January 18, 2019
By Janice Brown and Scott Peters
Small businesses — those with fewer than 100 employees — fuel San Diego’s economy. They represent 98 percent of our firms and nearly 60 percent of our workforce. For a long time, the general narrative around supporting small business has been a call to action for people to “shop local.” That’s great, but it’s not enough.
Every business needs customers to survive. Most small businesses sell to customers locally and across the United States, but compared with bigger San Diego companies, small businesses have limited access to global markets such as Mexico, Canada, Japan, and the U.K., which are San Diego’s top trading partners. A recent survey of San Diego’s small business ecosystem identified “attracting new customers (and) sales” as the most significant challenge these firms face. The same study found that only 21 percent of small businesses are selling internationally. The study was commissioned by the San Diego and Imperial Valley Small Business Development Center.
World Trade Center San Diego (WTCSD) sees significant economic opportunities for San Diego businesses, connects them with new markets abroad, and encourages investment from foreign companies. According to the Brookings Institution, companies that go global pay higher wages, increase productivity within the domestic market, and are less likely to go out of business than non-global counterparts.
In November, we joined WTCSD on a trade mission to Japan, one of our region’s top trading partners, to strengthen our economic and cultural ties. Nearly 12,000 San Diegans are employed by Japanese-based companies and Japan is a top export market for San Diego-produced goods and services. San Diego companies are also finding more opportunities in Japanese markets thanks to Japan Airlines’ direct flight to Tokyo’s Narita International Airport.
While the presence of major San Diego companies and institutions such as Qualcomm, Takeda, and UC San Diego helped make the trip a success, small businesses had the most to gain. From Oceanside, light manufacturer FoxFury to dermatology research company Tioga Research, our delegation created opportunities for small businesses to establish relationships with key Japanese business contacts. For one small business — Planck Aerosystems — the trade mission connected the company with potential customers and partners that it typically would not be able to access directly.
During the trade mission, San Diego-based Scientist.com, the ninth fastest growing company in America according to Inc., announced the opening of an office in Tokyo in 2019 to support its growing Japanese business.
The deal was part of Scientist.com’s long-term strategic growth initiative to penetrate the second largest pharmaceutical market in the world. It’s investments like this that yield job growth here in San Diego.
In 2017, WTCSD led a similar trade mission to the U.K. where Forge Therapeutics, a biotech company developing novel therapies to combat drug-resistant superbugs, announced a new partnership with the U.K.-based team at Evotec. Just a few months later, in March 2018, Forge Therapeutics opened a new office in San Diego and announced it was doubling its local workforce thanks to the Evotec partnership it signed a few months prior.
Helping companies go global starts long before we ever set foot in the market. That’s why in 2014, WTCSD — with the support of JPMorgan Chase & Co. — launched the MetroConnect export assistance program, which provides small- to mid-size companies in San Diego with a $10,000 grant and programmatic services to assist with international expansion. The program has helped create more than 160 jobs in San Diego. Additionally, the 45 companies that have gone through the program have seen their international revenue increase by 40 percent, on average.
While trade negotiations dominate national headlines, San Diego must continue to foster international partnerships and ensure small businesses can compete in those markets, too.
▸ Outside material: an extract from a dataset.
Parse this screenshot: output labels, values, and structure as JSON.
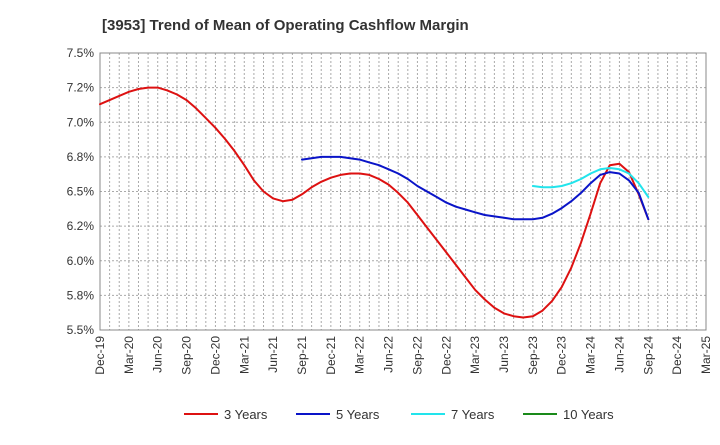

We all understand supporting a local coffee shop or craft brewery, but access to new opportunities
overseas can open new markets for San Diego’s smaller, innovative companies. We can help make that a reality by showing up in international markets, like Tokyo and London, and telling San Diego’s small business story.
We need to look at startups and small businesses that are creating single-digit jobs the same way we look at big corporations looking to expand in our region. To do this, we must help small business find customers both at home and abroad; the future of San Diego’s economy depends on it.